Petit Le Mans 2019: Bauarbeiten sind in vollem Gange

Von Oliver Müller
IMSA

Auf der Rennstrecke von Road Atlanta gibt es gerade große Umbaumaßnamen. So wurde der 48 Jahre alte Tower der Rennleitung abgerissen. Es entsteht ein neues Gebäude, welches mehr Platz und auch mehr Komfort bietet.

Die Rennstrecke von Road Atlanta zählt zu den großen Traditionsstätten im amerikanischen Motorsport. Dort wird beispielsweise seit 1998 das sogenannte 'Petit Le Mans' ausgetragen, welches seinerzeit eine neue Epoche im Sportwagen-Sport auslöste. Damals kaufte der in diesem Jahr verstorbene Don Panoz die Anlage im Nordosten von Atlanta und führte diverse Renovierungsarbeiten durch. Doch auch diese vor gut 20 Jahren vollzogenen Updates reichen heutzutage nicht mehr aus, um den Rennplatz in einem modernen Licht erscheinen zu lassen. Viele Bauten stammen noch von 1969/70, als die Strecke errichtet wurde.

Kult-Charakter hatte beispielsweise der große Tower der Rennleitung, der auch das Pressezentrum beherbergte. Bei Großveranstaltungen (wie dem Petit Le Mans) herrschte dort notorischer Platzmangel. Als Journalist fühlte man sich im Media Center teilweise so, als ob man sich im Sitzen mit den Knien die Ohren zuhalten konnte. Aber auch andere Bereiche des Gebäudes waren in die Jahre gekommen, sodass in diesem Sommer entschieden wurde, einen Nachfolgekomplex zu errichten.

Mittlerweile haben diverse Abrissbirnen den alten Bau dem Erboden gleichgemacht. Der Blick von den legendären Turns 11/12 geht aktuell aber nicht ins Leere, sondern in eine Baustelle. Denn für 2019 wird ein hochmodernes neues Haus errichtet. Dieses besteht aus einer Hospitality-Suite für 300 Personen im Erdgeschoss, einem neuen Pressezentrum mit Kommentatoren-Plätzen im ersten Stock und weiteren Suiten in den Etagen darüber. Auf dem Dach wird es zudem eine Terrasse mit einer Cateringküche für Spezialevents geben. Und natürlich sitzt auch die 'Race Control' wieder in dem Neubau.

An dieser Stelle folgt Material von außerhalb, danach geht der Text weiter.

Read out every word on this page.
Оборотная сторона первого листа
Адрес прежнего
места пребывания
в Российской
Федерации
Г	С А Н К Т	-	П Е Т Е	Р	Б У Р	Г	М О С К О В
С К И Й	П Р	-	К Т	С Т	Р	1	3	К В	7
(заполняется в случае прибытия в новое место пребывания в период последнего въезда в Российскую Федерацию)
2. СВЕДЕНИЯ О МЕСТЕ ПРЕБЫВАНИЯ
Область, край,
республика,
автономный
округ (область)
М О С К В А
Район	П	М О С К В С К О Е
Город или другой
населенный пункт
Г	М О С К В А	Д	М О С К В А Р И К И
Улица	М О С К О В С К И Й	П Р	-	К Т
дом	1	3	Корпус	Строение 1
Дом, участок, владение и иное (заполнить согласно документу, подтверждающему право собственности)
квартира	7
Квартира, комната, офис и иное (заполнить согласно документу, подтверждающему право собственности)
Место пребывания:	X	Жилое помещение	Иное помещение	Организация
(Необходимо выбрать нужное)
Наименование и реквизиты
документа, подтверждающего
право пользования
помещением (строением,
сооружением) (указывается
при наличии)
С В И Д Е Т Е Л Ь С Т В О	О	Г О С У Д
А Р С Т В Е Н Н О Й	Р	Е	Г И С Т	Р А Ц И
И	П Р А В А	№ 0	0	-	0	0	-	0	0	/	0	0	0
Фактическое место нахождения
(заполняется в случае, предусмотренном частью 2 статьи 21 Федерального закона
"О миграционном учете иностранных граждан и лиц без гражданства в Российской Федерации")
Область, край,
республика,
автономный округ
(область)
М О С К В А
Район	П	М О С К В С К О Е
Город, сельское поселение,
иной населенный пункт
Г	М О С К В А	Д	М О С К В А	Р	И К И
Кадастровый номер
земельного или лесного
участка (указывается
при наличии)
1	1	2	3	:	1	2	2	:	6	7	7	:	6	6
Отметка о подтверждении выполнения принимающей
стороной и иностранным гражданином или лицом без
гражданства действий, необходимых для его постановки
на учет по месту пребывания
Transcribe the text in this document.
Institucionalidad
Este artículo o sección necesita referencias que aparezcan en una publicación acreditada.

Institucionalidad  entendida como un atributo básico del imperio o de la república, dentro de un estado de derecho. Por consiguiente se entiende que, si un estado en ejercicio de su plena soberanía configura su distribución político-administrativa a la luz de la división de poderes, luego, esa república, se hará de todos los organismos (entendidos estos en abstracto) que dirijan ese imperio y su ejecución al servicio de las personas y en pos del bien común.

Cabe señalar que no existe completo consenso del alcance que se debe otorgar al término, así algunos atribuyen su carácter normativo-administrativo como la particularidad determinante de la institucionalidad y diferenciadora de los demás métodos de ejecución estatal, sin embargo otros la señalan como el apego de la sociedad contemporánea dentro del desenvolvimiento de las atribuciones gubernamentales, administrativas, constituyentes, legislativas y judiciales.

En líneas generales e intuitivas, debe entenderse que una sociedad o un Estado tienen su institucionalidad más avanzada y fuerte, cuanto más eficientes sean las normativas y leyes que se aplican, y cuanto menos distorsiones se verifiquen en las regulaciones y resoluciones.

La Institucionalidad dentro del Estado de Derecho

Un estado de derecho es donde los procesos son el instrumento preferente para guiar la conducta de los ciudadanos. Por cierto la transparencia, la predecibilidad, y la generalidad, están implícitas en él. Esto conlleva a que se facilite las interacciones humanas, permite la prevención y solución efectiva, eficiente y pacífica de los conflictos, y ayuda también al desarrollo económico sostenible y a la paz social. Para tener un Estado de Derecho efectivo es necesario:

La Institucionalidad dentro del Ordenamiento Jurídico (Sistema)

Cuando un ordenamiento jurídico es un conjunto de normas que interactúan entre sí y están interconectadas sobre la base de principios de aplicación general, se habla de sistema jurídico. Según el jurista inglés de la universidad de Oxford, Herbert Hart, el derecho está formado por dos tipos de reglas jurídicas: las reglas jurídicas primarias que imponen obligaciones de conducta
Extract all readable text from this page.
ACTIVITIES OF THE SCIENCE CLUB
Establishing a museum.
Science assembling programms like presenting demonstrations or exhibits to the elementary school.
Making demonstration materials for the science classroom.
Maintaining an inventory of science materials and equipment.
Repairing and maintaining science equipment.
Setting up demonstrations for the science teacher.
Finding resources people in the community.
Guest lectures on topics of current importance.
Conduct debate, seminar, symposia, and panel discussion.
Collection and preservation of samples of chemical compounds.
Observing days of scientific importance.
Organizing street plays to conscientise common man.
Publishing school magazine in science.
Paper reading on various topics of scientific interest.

Tatsächlich haben die Maßnahmen auch das Interesse aus der lokal ansässigen Industrie geweckt. So wird das Gebäude ab 2019 den Namen 'Michelin Tower' tragen. Der französische Reifengigant hat sich darüber hinaus ab dem kommenden Jahr auch gleich noch die Namensrechte an der kompletten Rennstrecke gesichert, die dann 'Michelin Raceway Road Atlanta' heißen wird. Es ist übrigens das erste Mal in der Michelin-Geschichte, dass ein solcher Schritt vollzogen wurde. Michelin hat gut 150 Kilometer nordöstlich seinen nordamerikanischen Hauptsitz in Greenville (Bundesstaat South Carolina).

Wenn am 12. Oktober die 2019er Ausgabe des großen Petit Le Mans ansteht, wird sich das Erscheinungsbild der Strecke von Road Atlanta also grundlegend geändert haben. Die Umbauten betreffen jedoch nicht das Layout des 4,088 Kilometer langen Kurses. Der bleibt so wie er ist – und das ist auch gut so.